How to love mindfully
Oh I do love a bit of Thich Nhat Hanh. I recently discovered that the Vietnamese monk who brought us the mindful concept of “washing the dishes, to wash the dishes” has written about mindful love in his book “How to Love”.
It’s a beautiful read. It hits nails on relationship heads. But I was struck by this passage that points to a yearning, which I’ve written about before. This yearning is a deep sense that something is missing, a “something” that we long to connect with. It’s essentially a visceral longing to connect with our “real selves”. But we don’t always get this.
Nhat Hanh writes:
“Sometimes we feel empty; we feel a vacuum, a great lack of something. We don’t know the cause; it’s very vague, but that feeling of being empty inside is very strong. We expect and hope for something much better so we’ll feel less alone, less empty…

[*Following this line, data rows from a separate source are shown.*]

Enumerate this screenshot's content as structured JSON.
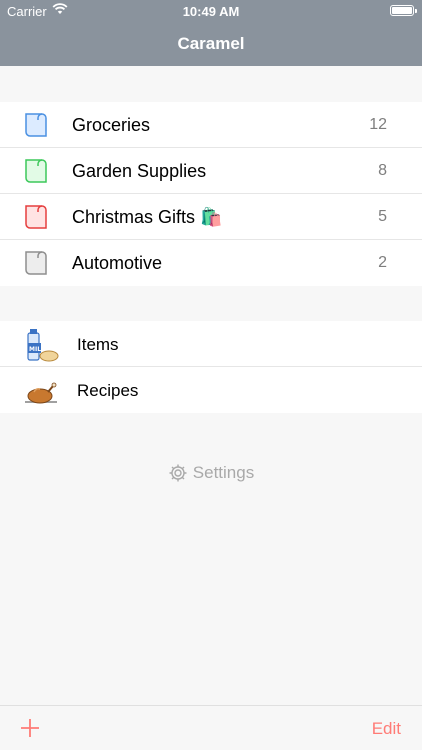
{
  "status_bar": {
    "carrier": "Carrier",
    "time": "10:49 AM"
  },
  "nav": {
    "title": "Caramel"
  },
  "lists": [
    {
      "name": "Groceries",
      "count": "12",
      "color": "#4a90e2",
      "fill": "#dcebff"
    },
    {
      "name": "Garden Supplies",
      "count": "8",
      "color": "#3cc85a",
      "fill": "#e2fbe6"
    },
    {
      "name": "Christmas Gifts 🛍️",
      "count": "5",
      "color": "#e53e3e",
      "fill": "#ffe3e3"
    },
    {
      "name": "Automotive",
      "count": "2",
      "color": "#8e8e8e",
      "fill": "#ededed"
    }
  ],
  "tools": [
    {
      "name": "Items",
      "icon": "milk-bread-icon"
    },
    {
      "name": "Recipes",
      "icon": "roast-turkey-icon"
    }
  ],
  "settings": {
    "label": "Settings",
    "icon": "gear-icon"
  },
  "bottom_bar": {
    "add_icon": "plus-icon",
    "edit_label": "Edit",
    "accent": "#ff7b76"
  }
}
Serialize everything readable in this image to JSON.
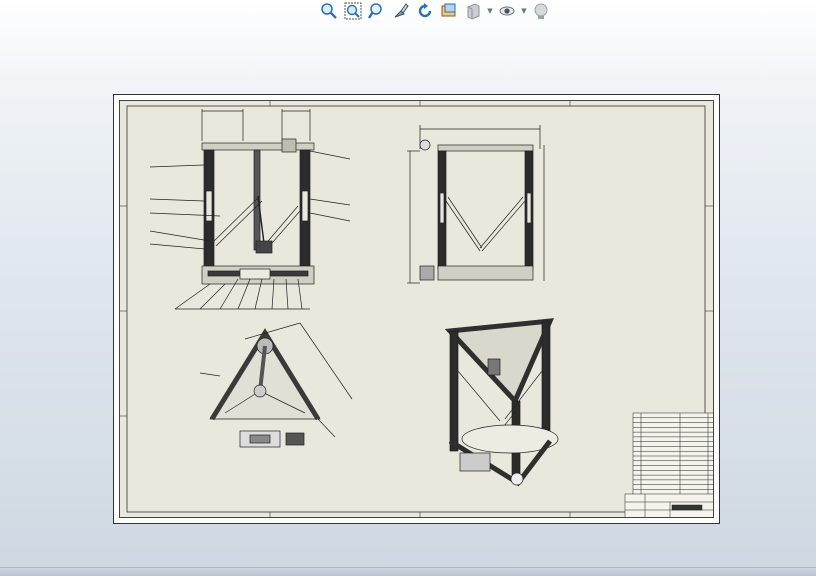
{
  "toolbar": {
    "tools": [
      {
        "name": "zoom-to-fit-icon"
      },
      {
        "name": "zoom-to-area-icon"
      },
      {
        "name": "zoom-in-out-icon"
      },
      {
        "name": "select-icon"
      },
      {
        "name": "rotate-view-icon"
      },
      {
        "name": "pan-icon"
      },
      {
        "name": "display-style-icon"
      },
      {
        "name": "hide-show-items-icon"
      },
      {
        "name": "appearance-icon"
      }
    ]
  },
  "drawing": {
    "views": [
      "front-view",
      "right-view",
      "top-view",
      "isometric-view"
    ],
    "bom_rows": 17,
    "colors": {
      "sheet": "#e8e8dc",
      "ink": "#222222",
      "frame_dark": "#2b2b2b"
    }
  }
}
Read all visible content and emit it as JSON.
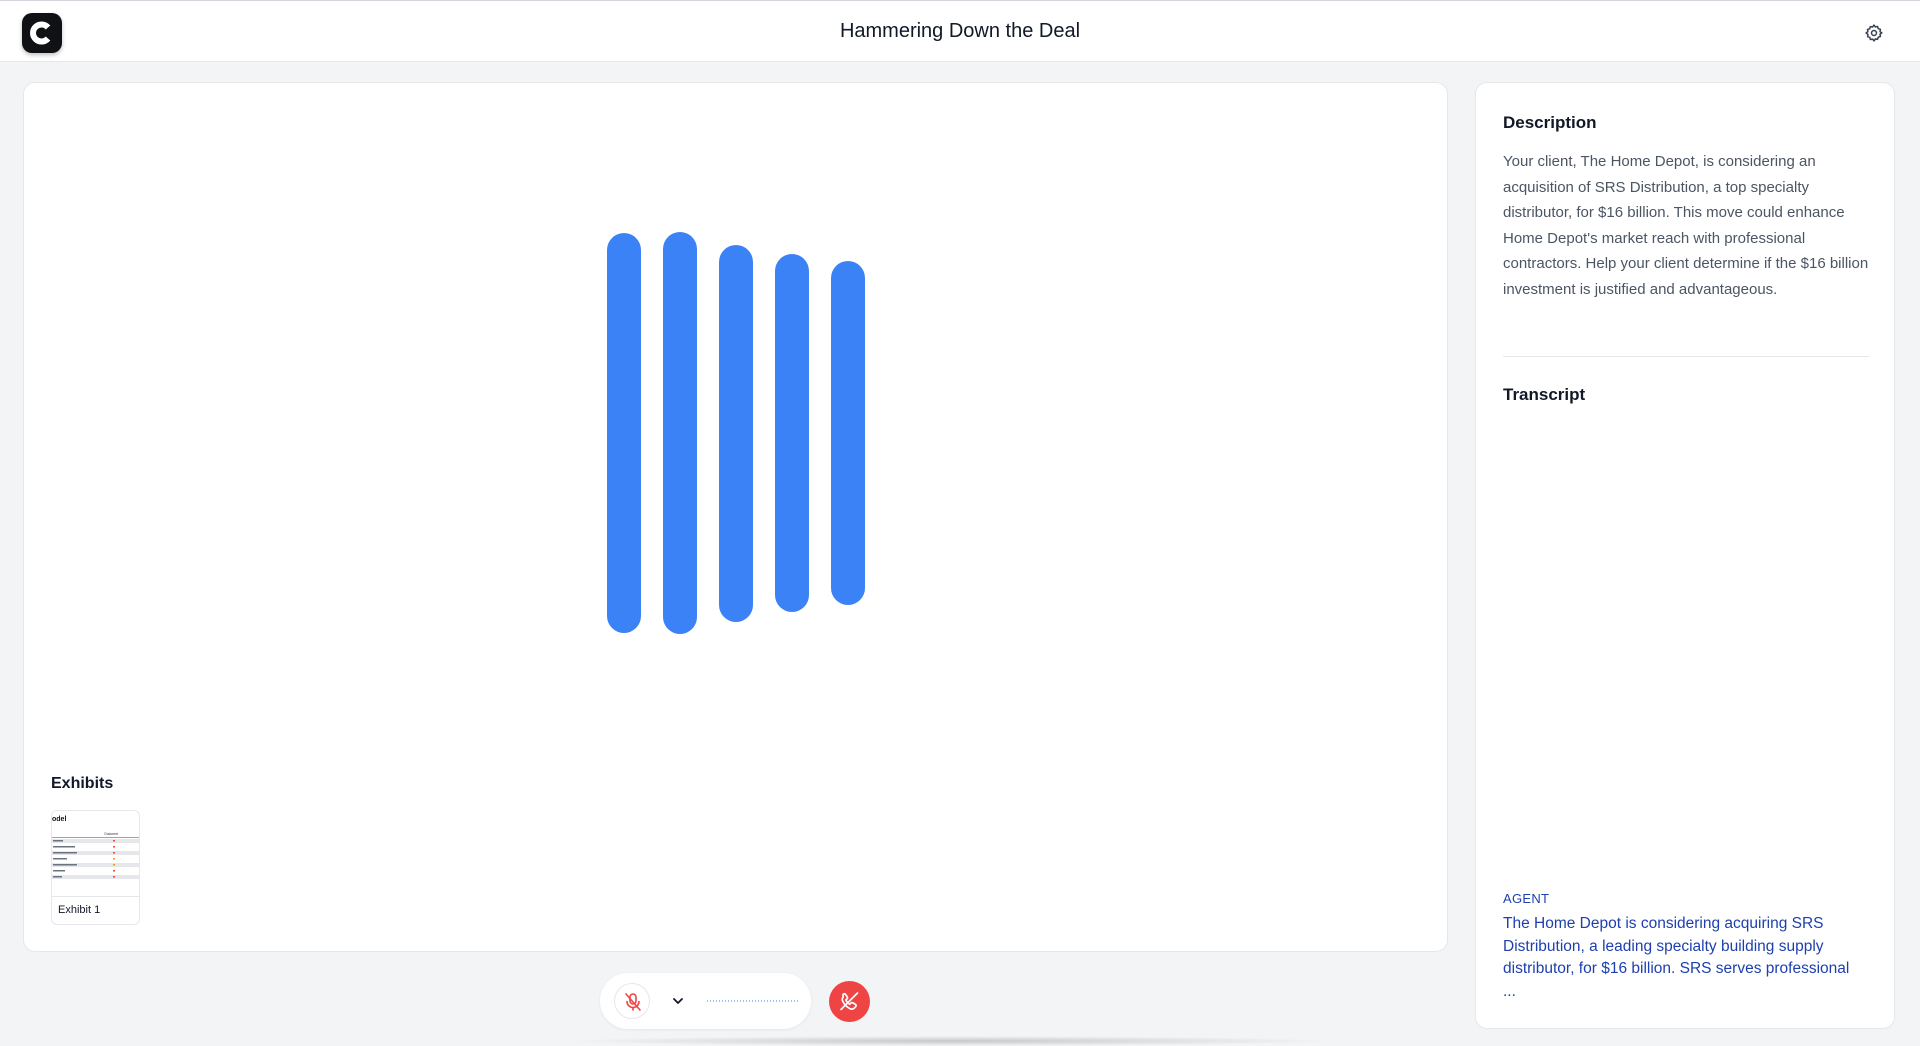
{
  "header": {
    "title": "Hammering Down the Deal",
    "logo_letter": "C"
  },
  "main": {
    "visualizer_color": "#3b82f6",
    "exhibits": {
      "title": "Exhibits",
      "items": [
        {
          "label": "Exhibit 1",
          "thumb_heading": "odel",
          "thumb_column": "Outcome"
        }
      ]
    }
  },
  "sidebar": {
    "description_title": "Description",
    "description_text": "Your client, The Home Depot, is considering an acquisition of SRS Distribution, a top specialty distributor, for $16 billion. This move could enhance Home Depot's market reach with professional contractors. Help your client determine if the $16 billion investment is justified and advantageous.",
    "transcript_title": "Transcript",
    "transcript": [
      {
        "speaker": "AGENT",
        "text": "The Home Depot is considering acquiring SRS Distribution, a leading specialty building supply distributor, for $16 billion. SRS serves professional ..."
      }
    ]
  },
  "controls": {
    "mic_state": "muted",
    "mic_icon": "mic-off-icon",
    "hangup_icon": "phone-off-icon",
    "hangup_color": "#ef4444"
  }
}
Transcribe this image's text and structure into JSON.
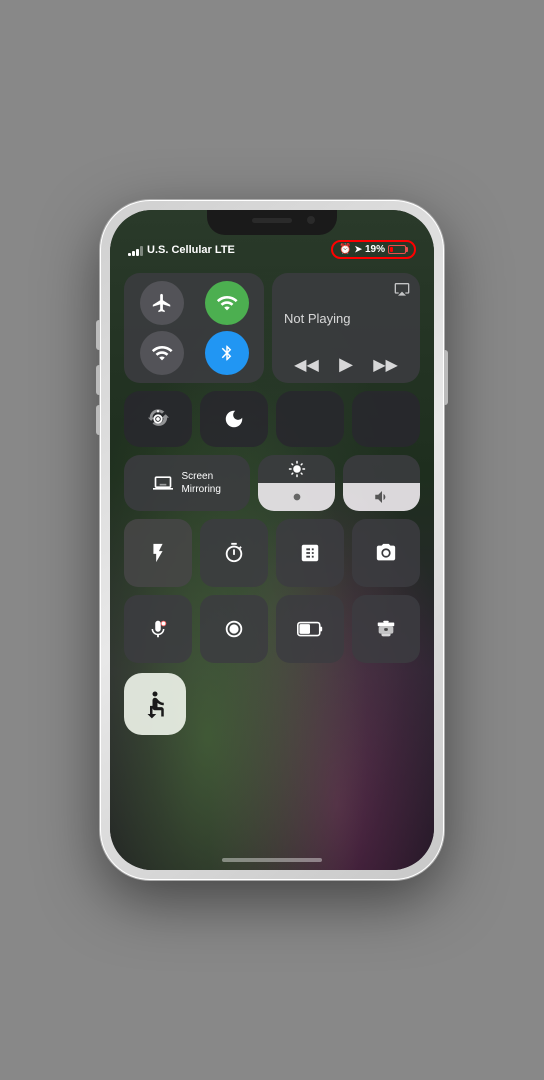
{
  "phone": {
    "status_bar": {
      "carrier": "U.S. Cellular LTE",
      "battery_percent": "19%",
      "alarm_icon": "⏰",
      "location_icon": "➤"
    },
    "media_player": {
      "not_playing_label": "Not Playing",
      "airplay_label": "AirPlay"
    },
    "connectivity": {
      "airplane_label": "Airplane Mode",
      "wifi_label": "Wi-Fi",
      "signal_label": "Cellular",
      "bluetooth_label": "Bluetooth"
    },
    "controls": {
      "rotation_lock_label": "Rotation Lock",
      "do_not_disturb_label": "Do Not Disturb",
      "brightness_label": "Brightness",
      "volume_label": "Volume",
      "screen_mirror_label": "Screen\nMirroring"
    },
    "apps": {
      "flashlight_label": "Flashlight",
      "timer_label": "Timer",
      "calculator_label": "Calculator",
      "camera_label": "Camera",
      "voice_memos_label": "Voice Memos",
      "screen_record_label": "Screen Recording",
      "battery_label": "Low Power Mode",
      "sleep_label": "Sleep",
      "accessibility_label": "Accessibility Shortcut"
    },
    "media_controls": {
      "prev": "⏮",
      "play": "▶",
      "next": "⏭"
    }
  }
}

“Because we feel empty, we try to find an object of our love. Sometimes we haven’t had the time to understand ourselves, yet we’ve already found the object of our love. When we realize that all our hopes and expectations of course can’t be fulfilled by that person, we continue to feel empty. You want to find something, but you don’t know what to search for.”
Then he adds this clinger:
“That is why you check your email many times a day!”
Yes, this is why we check and toggle, searching for that “something we’re missing”. It’s obsessive and it’s unfulfilling. Like bobbing for apples. You never reach satiation because you don’t know what you’re searching for. And the lurching out – to emails, to strangers on Twitter, to beloveds – just takes us farther from what we’re missing.
Which is, of course, our real selves. Our real selves aren’t out there in cyberspace or on the couch next to us. They’re much closer. This is the direction we need to be heading in.
How’s your inwards journey treating you right now? A bit tough at this time of year, hey.